Sinclair, Sinclair. Even in my haze of pain and shock the name had rung a bell.
“Must have lied on her camp papers,” Marcus had said, shaking his head as they lifted me between them and threaded my arms around my shoulders. “A fucking Sinclair, man. The Las Vegas barons. That brother of hers came roaring through here looking for you and we figured there’d be trouble. You’ve been dating a fucking heiress, man. Did you know?”
I hadn’t. But looking back, it all made sense. There had been lots of little, normal things she just hadn’t known about. I remembered that she’d never had bubble gum. At the time I thought it was cute, but who the fuck has never heard of bubble gum? Princesses in ivory towers, that’s who.
That’s when my heart really came crashin
g down.
Of course she hadn’t loved me back: she couldn’t have. I wasn’t even suitable for middle-class whites like my father. No way was I acceptable dating material for Blue-blooded aristocrats in the same tax bracket as the Hiltons and Trumps.
And now Harper’s here again, saying she knows me.
My jaw clenches.
Harper wasn’t just another episode in the continuing saga of Dominic not being good enough: she was the straw that broke the camel’s back. After her, I never went back to St. Regis or my mother.
I did what every heartbroken angry man in New York state does; I went to New York City to make my fortune or die trying, and I damn near did die. Then I found the Sons of Lucifer, the motorcycle club that saved my life and made a man out of me.
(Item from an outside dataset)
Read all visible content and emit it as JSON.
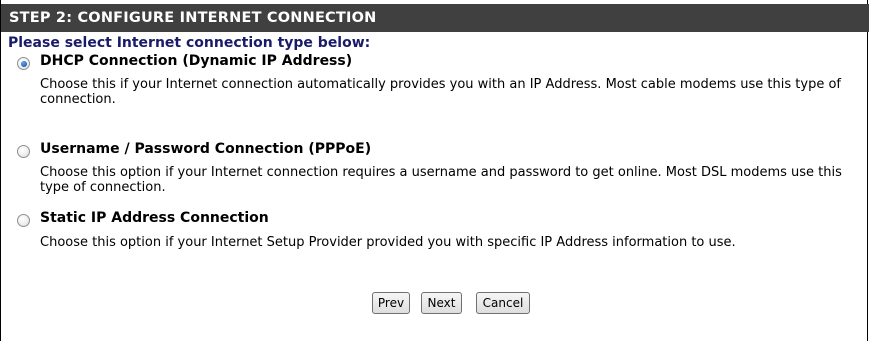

Then I met the Las Vegas chapter’s President Heath Tate at a summit. He talked me into transferring over to his charter, starting a new life in a new state. Trading snowstorms for sunshine.
The man damn near raised me from the dead.
Heath was the one good thing I’d ever had, the only person besides my mother who ever really cared.
Former President Tate, that is—may he rest in peace. My predecessor. My mentor. My savior.
Heath Tate. Thinking of his name jars me back into the present moment, into the flaming wreckage of the Depraved Club warehouse. I’ve got to think of Heath, the reason I’m here tonight and the reason we raided this fucking twisted sex club. He’s the reason we’re at war.
I can’t afford to let anything or anyone distract me from what needs to be done.
A dark, hollow voice accuses me inside my head: Heath died because of you, Dominic, because you weren’t good enough to save him. You’re never good enough.
Letting out a bellowing roar, I slam my fist into the sheet metal wall a few inches from Harper’s face, denting it and bloodying my knuckles. Stupid. At least I get the gratification of seeing Harper scream and jump about three feet in the air, shaking, as she squeals like a scared piglet.